Department of Otorhinolaryngology, Head and Neck Surgery, Antwerp University Hospital, University of Antwerp, Antwerp, Belgium.
Otol Neurotol. 2012 Jun;33(4):674-80. doi: 10.1097/MAO.0b013e31824b7708.
22q11.2 microduplication syndrome is characterized by a large phenotypic variability including facial dysmorphism, developmental delay, and hearing loss. We describe a family in whom 5 of 11 children were affected by a unilateral or bilateral congenital aural atresia. Four of these 5 carried a 22q11.2 microduplication and had typical dysmorphic features. Computed tomography with 3-D reconstructions allowed for a detailed examination of the middle ear structures and classification of the atresia type. Audiometry revealed a moderately severe conductive hearing loss in accordance with the clinical and computed tomography findings.

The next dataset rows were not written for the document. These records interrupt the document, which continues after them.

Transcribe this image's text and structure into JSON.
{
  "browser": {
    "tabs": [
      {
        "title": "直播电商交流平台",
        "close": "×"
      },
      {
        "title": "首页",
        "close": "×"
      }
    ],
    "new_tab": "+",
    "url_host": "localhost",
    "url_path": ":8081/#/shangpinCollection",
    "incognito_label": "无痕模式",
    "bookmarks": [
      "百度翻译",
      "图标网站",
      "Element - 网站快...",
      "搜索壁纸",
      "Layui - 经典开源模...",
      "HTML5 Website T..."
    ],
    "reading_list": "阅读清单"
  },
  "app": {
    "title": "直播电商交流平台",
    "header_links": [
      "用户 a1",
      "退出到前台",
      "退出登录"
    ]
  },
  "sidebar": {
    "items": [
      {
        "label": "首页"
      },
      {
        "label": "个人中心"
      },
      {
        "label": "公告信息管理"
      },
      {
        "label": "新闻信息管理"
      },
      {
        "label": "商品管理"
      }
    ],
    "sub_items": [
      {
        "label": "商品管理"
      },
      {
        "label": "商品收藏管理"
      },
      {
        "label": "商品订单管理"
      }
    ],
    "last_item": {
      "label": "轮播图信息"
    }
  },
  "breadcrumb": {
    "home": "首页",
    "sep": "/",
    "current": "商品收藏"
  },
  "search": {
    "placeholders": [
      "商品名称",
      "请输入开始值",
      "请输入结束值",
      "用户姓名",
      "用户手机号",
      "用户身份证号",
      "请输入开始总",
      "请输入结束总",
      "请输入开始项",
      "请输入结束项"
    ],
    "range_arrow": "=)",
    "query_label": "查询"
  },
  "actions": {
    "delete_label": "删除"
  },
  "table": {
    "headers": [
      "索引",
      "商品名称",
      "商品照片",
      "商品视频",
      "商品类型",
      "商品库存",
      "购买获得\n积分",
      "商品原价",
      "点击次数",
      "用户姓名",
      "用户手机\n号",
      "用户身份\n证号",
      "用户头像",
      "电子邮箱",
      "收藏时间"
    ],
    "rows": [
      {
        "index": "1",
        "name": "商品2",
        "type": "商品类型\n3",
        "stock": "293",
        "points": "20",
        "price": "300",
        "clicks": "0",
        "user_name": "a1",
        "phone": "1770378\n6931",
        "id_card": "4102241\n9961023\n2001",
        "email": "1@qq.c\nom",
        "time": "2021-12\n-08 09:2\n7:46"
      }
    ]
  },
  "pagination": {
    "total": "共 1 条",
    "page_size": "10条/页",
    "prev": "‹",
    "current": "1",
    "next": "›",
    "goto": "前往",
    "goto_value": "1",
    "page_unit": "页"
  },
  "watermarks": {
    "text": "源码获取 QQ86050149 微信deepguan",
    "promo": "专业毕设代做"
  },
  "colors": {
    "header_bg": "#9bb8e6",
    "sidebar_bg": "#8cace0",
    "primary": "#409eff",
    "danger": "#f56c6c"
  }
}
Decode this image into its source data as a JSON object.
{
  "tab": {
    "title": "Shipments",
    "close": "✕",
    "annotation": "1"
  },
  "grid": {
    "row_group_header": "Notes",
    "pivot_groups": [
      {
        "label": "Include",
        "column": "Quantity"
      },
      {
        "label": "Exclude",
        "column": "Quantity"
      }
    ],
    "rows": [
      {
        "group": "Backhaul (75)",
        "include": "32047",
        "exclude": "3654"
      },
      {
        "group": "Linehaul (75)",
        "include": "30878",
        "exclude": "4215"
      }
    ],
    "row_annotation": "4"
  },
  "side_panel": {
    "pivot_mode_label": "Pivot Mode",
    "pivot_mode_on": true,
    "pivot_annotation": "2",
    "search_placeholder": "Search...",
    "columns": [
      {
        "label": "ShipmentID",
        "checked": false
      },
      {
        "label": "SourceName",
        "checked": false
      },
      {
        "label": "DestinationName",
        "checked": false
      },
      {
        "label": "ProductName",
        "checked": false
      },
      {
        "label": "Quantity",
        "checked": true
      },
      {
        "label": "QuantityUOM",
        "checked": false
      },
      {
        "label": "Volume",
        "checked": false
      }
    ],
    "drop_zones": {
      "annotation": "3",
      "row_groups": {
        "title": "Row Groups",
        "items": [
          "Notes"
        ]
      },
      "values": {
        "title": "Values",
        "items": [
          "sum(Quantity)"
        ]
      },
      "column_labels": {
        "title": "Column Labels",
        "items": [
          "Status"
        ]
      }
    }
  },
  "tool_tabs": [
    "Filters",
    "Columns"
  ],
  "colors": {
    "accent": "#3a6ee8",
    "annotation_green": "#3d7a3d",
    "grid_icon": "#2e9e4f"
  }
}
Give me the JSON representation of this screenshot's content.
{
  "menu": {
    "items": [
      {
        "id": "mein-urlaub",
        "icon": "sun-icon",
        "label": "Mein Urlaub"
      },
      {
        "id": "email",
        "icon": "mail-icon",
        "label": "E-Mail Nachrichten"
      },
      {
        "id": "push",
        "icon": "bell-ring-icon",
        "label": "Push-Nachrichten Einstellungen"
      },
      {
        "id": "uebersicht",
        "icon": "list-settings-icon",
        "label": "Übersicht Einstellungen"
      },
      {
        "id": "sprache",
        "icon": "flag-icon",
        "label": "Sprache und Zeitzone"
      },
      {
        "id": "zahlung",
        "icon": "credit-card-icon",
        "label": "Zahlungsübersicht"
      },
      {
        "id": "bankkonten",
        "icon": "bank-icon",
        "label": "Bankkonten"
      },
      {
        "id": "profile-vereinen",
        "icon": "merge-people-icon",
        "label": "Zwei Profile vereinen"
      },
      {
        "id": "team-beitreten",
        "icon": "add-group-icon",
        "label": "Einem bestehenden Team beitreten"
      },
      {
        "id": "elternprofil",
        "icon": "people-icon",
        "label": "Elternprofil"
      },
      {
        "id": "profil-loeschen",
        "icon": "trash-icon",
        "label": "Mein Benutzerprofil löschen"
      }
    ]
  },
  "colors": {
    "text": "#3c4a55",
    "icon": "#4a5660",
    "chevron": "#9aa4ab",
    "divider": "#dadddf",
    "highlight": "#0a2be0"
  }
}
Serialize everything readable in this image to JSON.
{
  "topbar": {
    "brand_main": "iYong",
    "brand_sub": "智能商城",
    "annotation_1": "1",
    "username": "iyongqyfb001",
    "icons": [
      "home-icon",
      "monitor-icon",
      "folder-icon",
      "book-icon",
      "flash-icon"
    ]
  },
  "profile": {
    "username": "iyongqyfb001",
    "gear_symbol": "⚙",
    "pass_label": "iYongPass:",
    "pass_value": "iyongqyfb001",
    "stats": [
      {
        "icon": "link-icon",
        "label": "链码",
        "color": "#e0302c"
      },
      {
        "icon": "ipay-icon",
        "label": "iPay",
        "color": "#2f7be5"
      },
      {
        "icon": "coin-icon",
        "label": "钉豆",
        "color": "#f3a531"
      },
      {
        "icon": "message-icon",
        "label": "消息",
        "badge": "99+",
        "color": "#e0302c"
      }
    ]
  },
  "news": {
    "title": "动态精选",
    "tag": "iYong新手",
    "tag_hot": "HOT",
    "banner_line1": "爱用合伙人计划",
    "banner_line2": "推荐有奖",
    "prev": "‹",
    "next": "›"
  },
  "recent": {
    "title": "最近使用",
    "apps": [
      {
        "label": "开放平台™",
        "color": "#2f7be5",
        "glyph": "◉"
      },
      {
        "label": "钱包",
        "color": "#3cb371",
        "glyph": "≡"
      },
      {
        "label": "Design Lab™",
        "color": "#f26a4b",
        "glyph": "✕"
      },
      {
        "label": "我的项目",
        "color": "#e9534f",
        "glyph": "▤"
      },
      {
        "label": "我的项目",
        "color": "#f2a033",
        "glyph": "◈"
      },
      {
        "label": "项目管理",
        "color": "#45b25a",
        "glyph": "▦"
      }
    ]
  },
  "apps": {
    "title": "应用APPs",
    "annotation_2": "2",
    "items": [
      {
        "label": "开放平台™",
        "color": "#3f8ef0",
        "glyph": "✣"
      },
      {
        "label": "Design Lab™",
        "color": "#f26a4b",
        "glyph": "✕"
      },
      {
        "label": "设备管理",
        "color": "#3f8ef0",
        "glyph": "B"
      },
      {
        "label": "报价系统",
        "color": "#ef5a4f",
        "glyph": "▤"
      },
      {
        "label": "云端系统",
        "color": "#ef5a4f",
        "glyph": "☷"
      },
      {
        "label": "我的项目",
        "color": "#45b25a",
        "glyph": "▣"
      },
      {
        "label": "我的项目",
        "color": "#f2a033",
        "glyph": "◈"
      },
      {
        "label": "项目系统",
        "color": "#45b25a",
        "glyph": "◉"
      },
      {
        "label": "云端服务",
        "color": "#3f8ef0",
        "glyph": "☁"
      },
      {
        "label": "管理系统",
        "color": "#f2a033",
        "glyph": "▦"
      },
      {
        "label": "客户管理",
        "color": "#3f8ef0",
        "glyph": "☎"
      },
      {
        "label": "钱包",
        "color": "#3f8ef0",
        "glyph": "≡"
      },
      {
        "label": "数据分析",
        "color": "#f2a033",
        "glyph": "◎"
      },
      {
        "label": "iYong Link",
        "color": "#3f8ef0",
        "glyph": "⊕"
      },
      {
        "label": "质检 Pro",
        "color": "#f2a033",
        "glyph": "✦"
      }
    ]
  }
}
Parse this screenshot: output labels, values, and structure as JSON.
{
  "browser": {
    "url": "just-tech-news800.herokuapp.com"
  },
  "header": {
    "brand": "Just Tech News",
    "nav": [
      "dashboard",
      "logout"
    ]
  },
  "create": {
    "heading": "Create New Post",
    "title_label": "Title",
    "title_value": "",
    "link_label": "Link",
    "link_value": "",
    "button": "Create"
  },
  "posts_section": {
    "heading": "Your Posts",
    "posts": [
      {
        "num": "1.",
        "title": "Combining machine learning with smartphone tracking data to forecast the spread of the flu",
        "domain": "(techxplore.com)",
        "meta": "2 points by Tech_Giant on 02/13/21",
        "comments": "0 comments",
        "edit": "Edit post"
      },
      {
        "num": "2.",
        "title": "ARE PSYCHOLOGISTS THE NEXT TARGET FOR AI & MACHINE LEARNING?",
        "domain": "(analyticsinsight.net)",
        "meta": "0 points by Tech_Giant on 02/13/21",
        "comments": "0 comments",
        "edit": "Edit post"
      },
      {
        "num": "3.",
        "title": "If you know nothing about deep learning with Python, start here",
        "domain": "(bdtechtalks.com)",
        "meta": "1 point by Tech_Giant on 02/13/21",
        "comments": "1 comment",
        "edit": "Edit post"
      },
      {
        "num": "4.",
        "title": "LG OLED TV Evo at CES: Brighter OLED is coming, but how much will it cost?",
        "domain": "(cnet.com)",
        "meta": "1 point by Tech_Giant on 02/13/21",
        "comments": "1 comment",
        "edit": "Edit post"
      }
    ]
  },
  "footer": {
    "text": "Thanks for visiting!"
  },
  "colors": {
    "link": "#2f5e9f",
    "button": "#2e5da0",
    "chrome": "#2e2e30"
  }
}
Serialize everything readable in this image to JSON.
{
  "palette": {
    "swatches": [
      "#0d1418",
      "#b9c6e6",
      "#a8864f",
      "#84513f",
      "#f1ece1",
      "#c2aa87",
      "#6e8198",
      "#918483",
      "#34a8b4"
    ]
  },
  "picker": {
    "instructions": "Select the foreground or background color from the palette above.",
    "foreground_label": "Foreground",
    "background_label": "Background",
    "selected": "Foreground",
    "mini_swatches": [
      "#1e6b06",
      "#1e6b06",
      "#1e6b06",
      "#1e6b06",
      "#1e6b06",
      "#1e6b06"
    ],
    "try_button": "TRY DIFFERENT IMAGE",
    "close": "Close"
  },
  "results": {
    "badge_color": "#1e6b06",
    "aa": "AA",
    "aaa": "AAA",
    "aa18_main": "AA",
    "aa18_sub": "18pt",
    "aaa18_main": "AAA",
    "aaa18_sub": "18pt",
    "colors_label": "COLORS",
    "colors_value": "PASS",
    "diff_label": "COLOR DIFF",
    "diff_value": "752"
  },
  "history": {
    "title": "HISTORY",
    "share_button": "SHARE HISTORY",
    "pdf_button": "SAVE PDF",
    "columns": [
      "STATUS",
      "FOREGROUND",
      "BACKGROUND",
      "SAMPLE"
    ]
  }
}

Detailed examination of the ear is warranted in patients with a 22q11.2 microduplication. When outer ear abnormalities are encountered, an additional workup including audiometry and computed tomography with 3-D reconstructions is required.
22q11.2 微重复综合征的特征是表型高度可变,包括面部畸形、发育迟缓以及听力损失。我们描述了一个家系,其中 11 个孩子中有 5 个受到单侧或双侧先天性听小骨闭锁的影响。这 5 个孩子中有 4 个携带 22q11.2 微重复,并具有典型的畸形特征。使用三维重建的计算机断层扫描可以对中耳结构进行详细检查并对闭锁类型进行分类。听力计显示与临床和计算机断层扫描结果一致的中度至重度传导性听力损失。
对于携带 22q11.2 微重复的患者,需要对耳部进行详细检查。当遇到外耳异常时,需要进行包括听力计和三维重建的计算机断层扫描在内的进一步检查。